Twin and Twin-Twin fought under General Maqoma in the Amathole Mountains. It was by and large a guerrilla war. They ambushed the British soldiers when they least expected it. The great size of the mountain range made things very difficult for the Imperial forces, and gave the amaXhosa armies many opportunities to destroy the enemy soldiers.

It was at one such ambush that Twin and Twin-Twin — accompanied by a small band of guerrilla fighters — chanced upon a British camp hidden in a gorge. A small group of British soldiers were cutting off the ears of a dead umXhosa soldier.

“What are they doing that for? Are they wizards?” asked Twin-Twin. “Or is it their way of removing iqungu?”

Iqungu was the vengeful force generated by war medicines. A soldier who died in war could have his iqungu attack the slayer, bloating and swelling up his body until he died. The amaXhosa believed that the British soldiers had their own iqungu. Therefore, they mutilated the bodies of slain British soldiers to render their iqungu powerless. This was considered savagery of the worst kind by the British, whenever they came across their dead comrades with ripped stomachs on the Amathole slopes.

“It is not for iqungu,” explained Twin, who seemed to know more about the ways of the British from listening to fireside gossip. “It is just the witchcraft of the white man. They take those ears to their country. That’s what they call souvenirs.”

The twins saw that the leader of the soldiers was a man they had met before. John Dalton. He had been one of the soldiers accompanying the Great White Chief during the boot-kissing ceremony. He had been introduced then as an important man in the entourage of soldiers. He spoke isiXhosa, so he was the interpreter. It was the same John Dalton who had been sent with a detachment of policemen to hunt down the Man of the River.

Then, to the horror of the men watching, the soldiers cut off the dead man’s head and put it in a pot of boiling water.

“They are cannibals too,” hissed Twin-Twin.

The British soldiers sat around and smoked their pipes and laughed at their own jokes. Occasionally one of the soldiers stirred the boiling pot, and the stench of rotten meat floated up to the twins’ group. The guerrillas could not stand it any longer. With bloodcurdling screams they sprang from their hiding place and attacked the men of Queen Victoria. One British soldier was killed, two were captured, and the rest escaped.

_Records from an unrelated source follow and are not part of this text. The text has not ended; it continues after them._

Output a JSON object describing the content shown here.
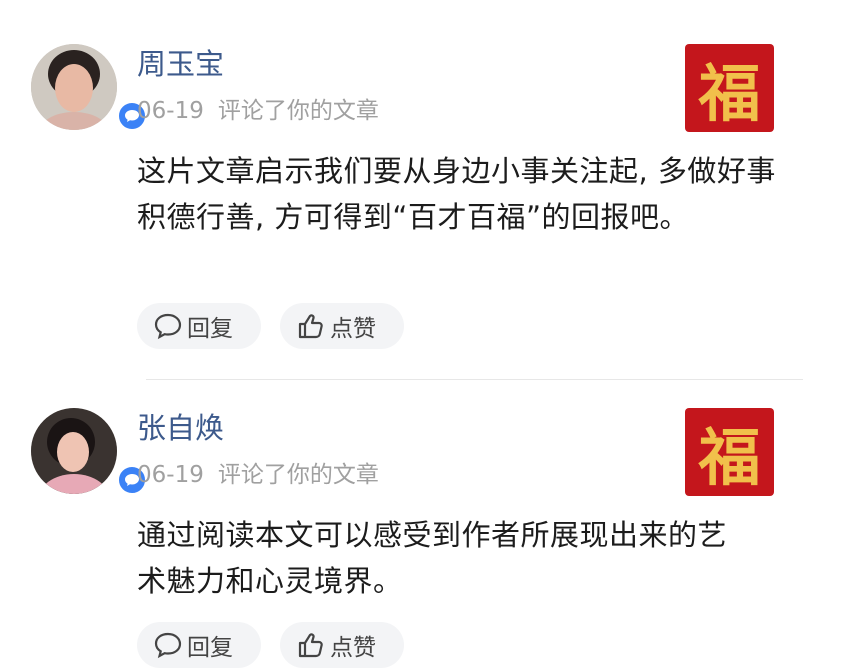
{
  "comments": [
    {
      "name": "周玉宝",
      "date": "06-19",
      "action": "评论了你的文章",
      "text": "这片文章启示我们要从身边小事关注起, 多做好事积德行善, 方可得到“百才百福”的回报吧。",
      "thumb_char": "福",
      "reply_label": "回复",
      "like_label": "点赞"
    },
    {
      "name": "张自焕",
      "date": "06-19",
      "action": "评论了你的文章",
      "text": "通过阅读本文可以感受到作者所展现出来的艺术魅力和心灵境界。",
      "thumb_char": "福",
      "reply_label": "回复",
      "like_label": "点赞"
    }
  ],
  "colors": {
    "name": "#3d5a8c",
    "meta": "#a0a0a0",
    "badge": "#3b82f6",
    "thumb_bg": "#c4161c",
    "thumb_char": "#f1c04b",
    "pill_bg": "#f3f4f6"
  },
  "icons": [
    "comment-bubble-icon",
    "thumbs-up-icon",
    "chat-badge-icon"
  ]
}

“It is our father!” screamed Twin. “They were going to eat our father!”

It was indeed the headless body of Xikixa.

“We were not going to eat your father,” said John Dalton, prisoner of war, in his perfect isiXhosa. “We are civilized men, we don’t eat people.”

“Liar!” screamed Twin-Twin. “Why would you cook anything that you are not going to eat?”

“To remove the flesh from the skull,” explained Dalton patiently. He did not seem to be afraid. He seemed too sure of himself. “These heads are either going to be souvenirs, or will be used for scientific inquiry.”

Souvenirs. Scientific inquiry. It did not make sense. It was nothing but the witchcraft of the white man.

While they were debating the best method of killing their captives, a painful and merciless method that would at least avenge the decapitated patriarch, the British soldiers returned with reinforcements from a nearby camp. Only Twin and Twin-Twin were able to escape. The rest of their party was killed.

It gnawed the souls of the twins that their father met his end in the boiling cauldrons of the British, and they were never able to give him a decent burial in accordance with the rites and rituals of his people. How would he commune with his fellow ancestors without a head? How would a headless ancestor be able to act as an effective emissary of their pleas to Qamata?